Mancini sued alleging unreasonable seizure and substantive due process violations under the Fourth and 14th amendments. After the defendants moved for dismissal, the district court recommended dismissal of IMPD, the officers and Hite from the suit. Specifically, Dinsmore recommended the officers be dismissed in their individual capacities for “failure to allege personal involvement in the constitutional deprivations” and in their official capacities “as duplicative of the claims against the city.”

Mancini challenged the dismissal of the city and the unnamed defendants on the basis of her constitutional claims, but the defendants argued that Mancini had failed to assert a Fourth Amendment claim for unreasonable seizure because she was never actually seized. Instead, she was a bystander who was unintentionally injured, they said.

The young mother argued that whether she was a bystander was irrelevant because she was, in fact, seized. But Dinsmore rejected that argument, turning to the Seventh Circuit’s decision in Bublitz v. Cottey, 327 F.3d 485, 489 (7th Cir. 2003). In that case, the federal court held that the “intentionally applied” requirement of a Fourth Amendment seizure “requires the intent to restrain a particular person.”

“Plaintiffs’ own allegations demonstrate that Ms. Mancini ‘was simply not the intended object of’ Defendants’ efforts to seize the fleeing suspect,” Dinsmore wrote.

Mancini further argued an unreasonable seizure claim on the basis that IMPD officers encouraged paramedics to treat another officer who was injured in the struggle to remove the police dog from Mancini before treating her injuries.

But, Dinsmore wrote, “If the officers in fact acted as Plaintiffs suggest in their brief (but do not allege in their Amended Complaint), such behavior was certainly untoward. It does not, however, give rise to an unreasonable seizure claim under the Fourth Amendment.”

Dinsmore also rejected Mancini’s substantive due process claim under the 14th Amendment, writing, “The Amended Complaint fails to plausibly allege that the Officer Defendants’ conduct rose to the level of conscience-shocking,” the standard required by the 7th Circuit.

“Plaintiffs allege serious injury as a result of state action,” he wrote. “But The Constitution does not ‘extend … a right to be free of injury wherever the State may be characterized as the tortfeasor … Whatever remedies Plaintiffs may have in this case must come from state law, not the U.S. Constitution.”

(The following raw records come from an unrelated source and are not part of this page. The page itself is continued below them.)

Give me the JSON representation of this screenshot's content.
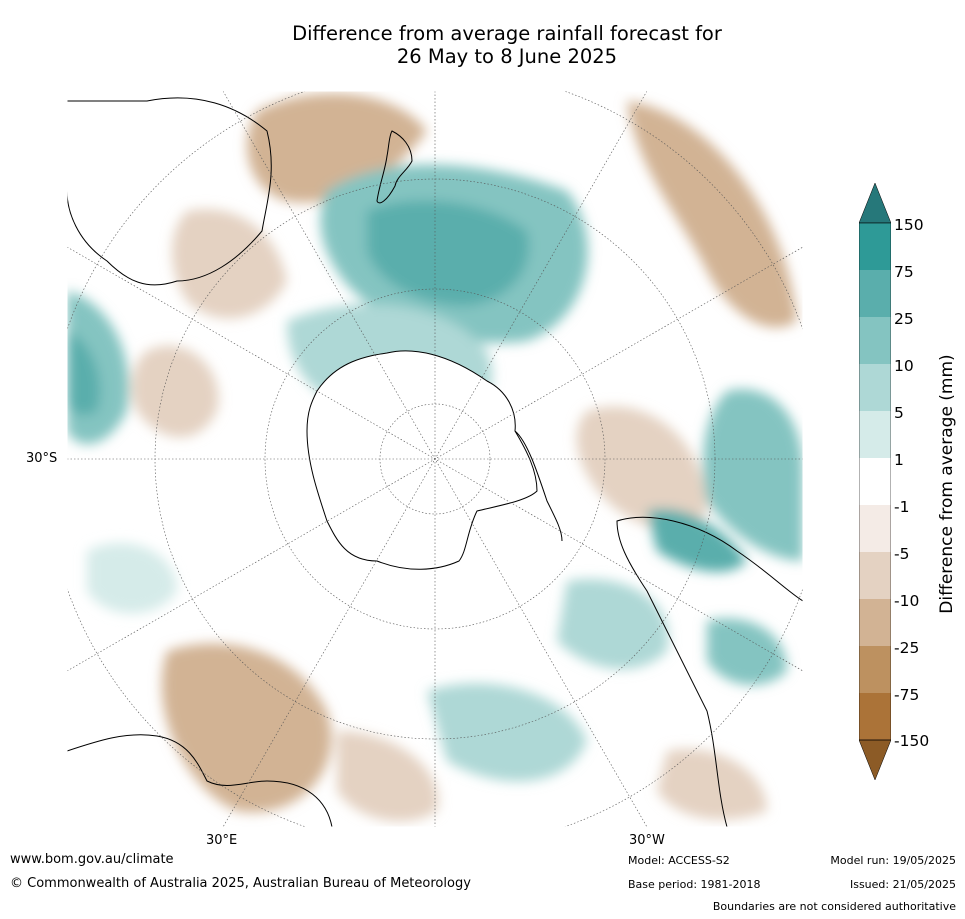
{
  "title": {
    "line1": "Difference from average rainfall forecast for",
    "line2": "26 May to 8 June 2025"
  },
  "map": {
    "projection": "south polar stereographic",
    "lat_labels": [
      "30°S",
      "30°E",
      "30°W"
    ],
    "colors": {
      "land_outline": "#000000",
      "borders": "#808080",
      "grid": "#555555",
      "antarctica": "#ffffff"
    }
  },
  "colorbar": {
    "label": "Difference from average (mm)",
    "ticks": [
      "150",
      "75",
      "25",
      "10",
      "5",
      "1",
      "-1",
      "-5",
      "-10",
      "-25",
      "-75",
      "-150"
    ],
    "colors": [
      "#26787a",
      "#2e9a97",
      "#5aaeac",
      "#84c4c1",
      "#aed8d6",
      "#d5ebe9",
      "#ffffff",
      "#f4ebe6",
      "#e4d2c2",
      "#d2b394",
      "#bd9160",
      "#ab7338",
      "#8c5b26"
    ]
  },
  "footer": {
    "url": "www.bom.gov.au/climate",
    "copyright": "© Commonwealth of Australia 2025, Australian Bureau of Meteorology",
    "model": "Model: ACCESS-S2",
    "base_period": "Base period: 1981-2018",
    "model_run": "Model run: 19/05/2025",
    "issued": "Issued: 21/05/2025",
    "boundaries": "Boundaries are not considered authoritative"
  }
}
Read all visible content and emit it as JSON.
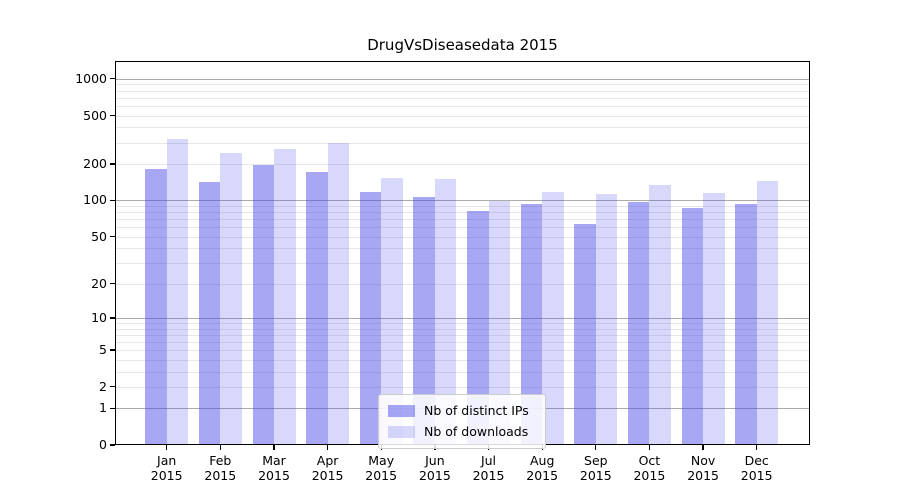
{
  "chart_data": {
    "type": "bar",
    "title": "DrugVsDiseasedata 2015",
    "xlabel": "",
    "ylabel": "",
    "yscale": "log1p",
    "ylim": [
      0,
      1400
    ],
    "yticks": [
      0,
      1,
      2,
      5,
      10,
      20,
      50,
      100,
      200,
      500,
      1000
    ],
    "grid": true,
    "legend_position": "lower center",
    "categories": [
      "Jan 2015",
      "Feb 2015",
      "Mar 2015",
      "Apr 2015",
      "May 2015",
      "Jun 2015",
      "Jul 2015",
      "Aug 2015",
      "Sep 2015",
      "Oct 2015",
      "Nov 2015",
      "Dec 2015"
    ],
    "series": [
      {
        "name": "Nb of distinct IPs",
        "key": "distinct-ips",
        "color": "rgba(72,72,232,0.48)",
        "values": [
          183,
          142,
          195,
          172,
          117,
          107,
          81,
          93,
          64,
          97,
          86,
          94
        ]
      },
      {
        "name": "Nb of downloads",
        "key": "downloads",
        "color": "rgba(72,72,232,0.21)",
        "values": [
          320,
          245,
          268,
          295,
          152,
          150,
          99,
          117,
          114,
          135,
          116,
          145
        ]
      }
    ]
  }
}
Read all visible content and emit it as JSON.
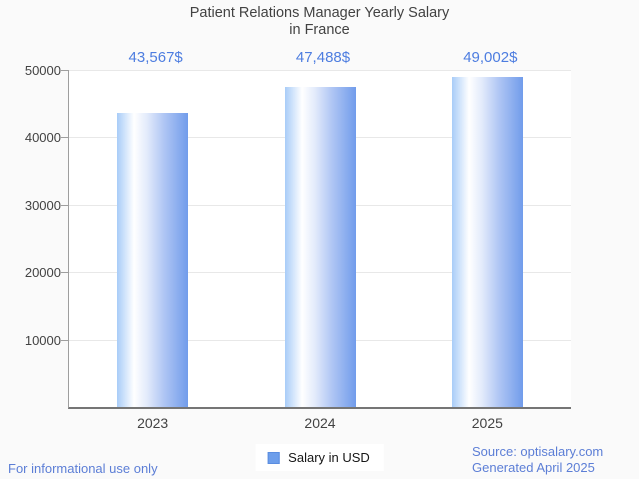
{
  "title": {
    "line1": "Patient Relations Manager Yearly Salary",
    "line2": "in France"
  },
  "chart_data": {
    "type": "bar",
    "title": "Patient Relations Manager Yearly Salary in France",
    "categories": [
      "2023",
      "2024",
      "2025"
    ],
    "values": [
      43567,
      47488,
      49002
    ],
    "value_labels": [
      "43,567$",
      "47,488$",
      "49,002$"
    ],
    "xlabel": "",
    "ylabel": "",
    "ylim": [
      0,
      50000
    ],
    "yticks": [
      10000,
      20000,
      30000,
      40000,
      50000
    ],
    "grid": true,
    "legend_position": "bottom",
    "series_name": "Salary in USD",
    "bar_color_left": "#a8ccf8",
    "bar_color_mid": "#ffffff",
    "bar_color_right": "#719ceb"
  },
  "legend": {
    "label": "Salary in USD",
    "swatch_color": "#6d9eeb"
  },
  "footer": {
    "disclaimer": "For informational use only",
    "source": "Source: optisalary.com",
    "generated": "Generated April 2025"
  },
  "colors": {
    "value_label": "#4d7de0",
    "axis_text": "#424242",
    "footer_text": "#5c7ed6",
    "gridline": "#e8e8e8",
    "axis_line": "#757575",
    "background": "#fafafa"
  }
}
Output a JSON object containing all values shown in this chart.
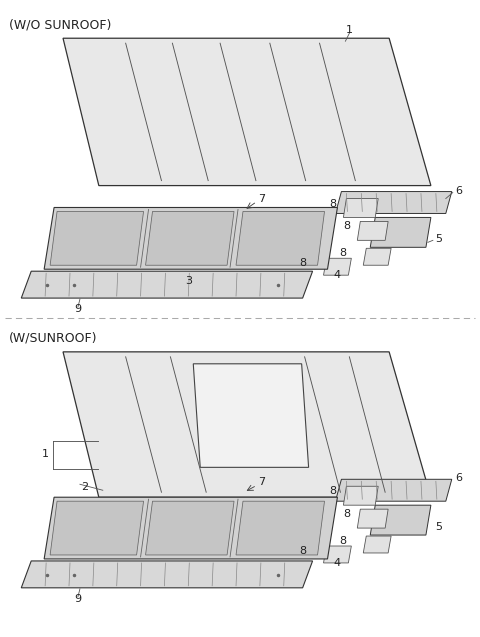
{
  "title_top": "(W/O SUNROOF)",
  "title_bottom": "(W/SUNROOF)",
  "bg_color": "#ffffff",
  "text_color": "#222222",
  "font_size_label": 8,
  "font_size_title": 9
}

Aside from the failure of Mancini’s constitutional claims, Dinsmore also wrote that her suit should be dismissed because she failed to “put forth a cogent argument” that could defeat the officers’ qualified immunity.

Dinsmore recommended that the suit be dismissed without prejudice in a report that will be ruled upon by District Judge Tanya Walton Pratt. Donnie Morgan, chief litigation counsel in the city of Indianapolis’ Office of Corporation Counsel, declined to comment on Dinsmore’s recommendation.